How Have Campaign Finance Laws Evolved since 1970?

Dylan Lamberti
4 min readMar 7, 2019
Campaign finance legislation has been constantly evolving over the past 50 years. The massive amount of money in American politics is actually a fairly recent phenomenon, with limits on third-party spending being struck down in 2010 under certain conditions.

Congress has passed several laws to limit the amounts and sources of money being spent in political campaigns. Congress took the first steps in 1971, when it passed the Federal Election and Campaign Act (FECA) and the Revenue Act. FECA placed spending limits on advertisements by candidates, and allowed for the creation of political action committees (PACs), which would fundraise on behalf of a campaign and then donate the money that they raise directly to that campaign.

The Revenue Act, on the other hand, created the public financing system for presidential elections. The public financing system provides funding in both the primary and general elections. In the primaries, the federal government provides funds to presidential candidates by matching the first $250 of every contribution that the candidate receives, with an upper limit they can spend during the nomination process and state-based caps as well. During the general election, a flat amount of money is given to the nominees of each party, and they are not allowed to raise private funds.

Given the hard limits that the Revenue Act places on spending and fundraising for elections, recent candidates have decided to forgo receiving public funds since they have the potential to raise higher amounts through private fundraising. For example, John McCain accepted public funds for his presidential campaign in 2008, which provided $85 million for his general campaign spending, which paled in comparison to the $309 million that Obama raised. Barring changes to the amount of public funds that are provided to candidates, or additional limits placed on private fundraising and spending, it appears unlikely that future candidates will choose the public financing route.

In 1974, Congress amended FECA in the wake of the Watergate scandal, limiting individual contributions to $1,000 a primary or general election campaign, and placing a hard $25,000 limit on overall contributions to PACs, candidates, and parties. These amendments also imposed spending limits on congressional campaigns and limited the amount of money that candidates could spend on their own campaigns.
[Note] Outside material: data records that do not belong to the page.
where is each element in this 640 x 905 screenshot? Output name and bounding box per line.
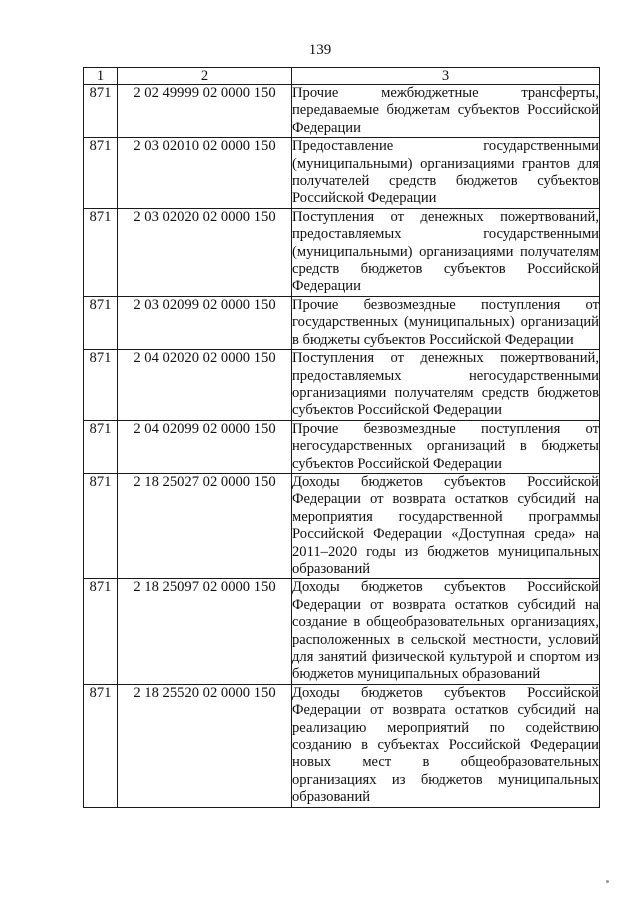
table-row: [84, 296, 600, 349]
budget-code-cell: 2 02 49999 02 0000 150: [118, 85, 292, 138]
table-row: [84, 85, 600, 138]
budget-code-cell: 2 03 02010 02 0000 150: [118, 138, 292, 209]
table-row: [84, 208, 600, 296]
header-col-3: 3: [292, 68, 600, 85]
admin-code-cell: 871: [84, 208, 118, 296]
admin-code-cell: 871: [84, 296, 118, 349]
budget-code-cell: 2 04 02020 02 0000 150: [118, 350, 292, 421]
admin-code-cell: 871: [84, 684, 118, 807]
income-name-cell: Прочие межбюджетные трансферты, передаваемые бюджетам субъектов Российской Федерации: [292, 85, 599, 136]
income-name-cell: Прочие безвозмездные поступления от государственных (муниципальных) организаций в бюджеты субъектов Российской Федерации: [292, 296, 599, 348]
budget-code-cell: 2 03 02020 02 0000 150: [118, 208, 292, 296]
table-row: [84, 420, 600, 473]
table-row: [84, 473, 600, 578]
income-name-cell: Прочие безвозмездные поступления от негосударственных организаций в бюджеты субъектов Российской Федерации: [292, 420, 599, 472]
budget-code-cell: 2 18 25027 02 0000 150: [118, 473, 292, 578]
income-name-cell: Доходы бюджетов субъектов Российской Федерации от возврата остатков субсидий на мероприятия государственной программы Российской Федерации «Доступная среда» на 2011–2020 годы из бюджетов муниципальных образований: [292, 473, 599, 577]
income-name-cell: Предоставление государственными (муниципальными) организациями грантов для получателей средств бюджетов субъектов Российской Федерации: [292, 138, 599, 207]
income-name-cell: Поступления от денежных пожертвований, предоставляемых негосударственными организациями получателям средств бюджетов субъектов Российской Федерации: [292, 350, 599, 419]
table-row: [84, 350, 600, 421]
income-name-cell: Поступления от денежных пожертвований, предоставляемых государственными (муниципальными) организациями получателям средств бюджетов субъектов Российской Федерации: [292, 208, 599, 295]
budget-code-cell: 2 03 02099 02 0000 150: [118, 296, 292, 349]
admin-code-cell: 871: [84, 579, 118, 684]
income-name-cell: Доходы бюджетов субъектов Российской Федерации от возврата остатков субсидий на создание в общеобразовательных организациях, расположенных в сельской местности, условий для занятий физической культурой и спортом из бюджетов муниципальных образований: [292, 579, 599, 683]
header-row: [84, 68, 600, 85]
admin-code-cell: 871: [84, 420, 118, 473]
budget-code-cell: 2 04 02099 02 0000 150: [118, 420, 292, 473]
table-row: [84, 579, 600, 684]
header-col-2: 2: [118, 68, 292, 85]
page-number: 139: [308, 42, 332, 58]
admin-code-cell: 871: [84, 138, 118, 209]
scan-speck: [606, 880, 609, 883]
admin-code-cell: 871: [84, 350, 118, 421]
budget-codes-table: [83, 67, 600, 808]
table-body: [84, 85, 600, 808]
budget-code-cell: 2 18 25520 02 0000 150: [118, 684, 292, 807]
table-header: [84, 68, 600, 85]
admin-code-cell: 871: [84, 85, 118, 138]
header-col-1: 1: [84, 68, 118, 85]
budget-code-cell: 2 18 25097 02 0000 150: [118, 579, 292, 684]
table-row: [84, 138, 600, 209]
income-name-cell: Доходы бюджетов субъектов Российской Федерации от возврата остатков субсидий на реализацию мероприятий по содействию созданию в субъектах Российской Федерации новых мест в общеобразовательных организациях из бюджетов муниципальных образований: [292, 684, 599, 806]
admin-code-cell: 871: [84, 473, 118, 578]
table-row: [84, 684, 600, 807]
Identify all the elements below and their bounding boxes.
To enforce these limits, Congress also founded the Federal Election Commission (FEC) in 1974.

The Buckley v. Valeo Supreme Court decision struck some of these limits down, finding them unconstitutional under the First Amendment. Individual contribution limits were seen as a valid way of combatting corruption, but spending limits by campaigns, limits on how much candidates could contribute to their own campaigns, and limits independent spending by outside groups on “issue advocacy” (talking about how a candidate falls on an issue, like abortion) instead of “express advocacy” (i.e. using specific words to tell people to vote a certain way) were ruled unconstitutional, since they limited the ability of individuals to speak freely about their opinions.

In 1979, Congress passed additional FECA amendments that allowed for parties to accept unlimited, unregulated donations that would go to party building exercises, like get out the vote and voter registration — which became known as “soft money.” This allowed for individuals to avoid the limit placed on direct contributions to candidates, and instead funnel unlimited money to their local or state level party organizations. The massive increase in funding created a bipartisan backlash, and Congress pursued further limits on campaign finance on a bipartisan basis.

This led to the Bipartisan Campaign Reform Act (BCRA), also known as the McCain-Feingold amendment, was passed by Congress in 2012. It eliminated soft money contributions, limited the use of “issue advocacy” advertisements to 60 days before a general election or 30 before a primary, and also raised the individual contribution limit to $2,000 and tied it to the rate of inflation.

The equation of spending to speech under Citizens United allows third-party candidates to funnel money into advertising for political campaigns in unlimited amounts.

In 2010, the Supreme Court heard the Citizens United v. FEC case, which initially challenged the restrictions placed on the airing of “issue advocacy” advertisements. However, the Supreme Court’s decision removed the prohibition on corporate independent expenditures, so long as the funding went to “issue advocacy” as established under the Valeo decision. This meant that 501(c) organizations and the newly created Super PACs to fundraise and spend an unlimited amount of money in support of electoral campaigns, so long as they did not coordinate directly with the campaign, encourage people to vote in certain ways, and with the disclosure of who donated money.

The future of campaign finance remains to be seen, but in the aftermath of the Citizens United decision independent expenditures have exploded: “Super PACs and 501(c) organizations spent approximately $1.5 billion in connection with the 2016 election.” Super PACs outspent the two major political parties in 2016 more than four times over.Independent expenditure groups like Super PACs currently play a large role in determining the funding for political advertisements during elections, as well as choosing the issues that are advocated about and discussed by the candidates and voters as a result.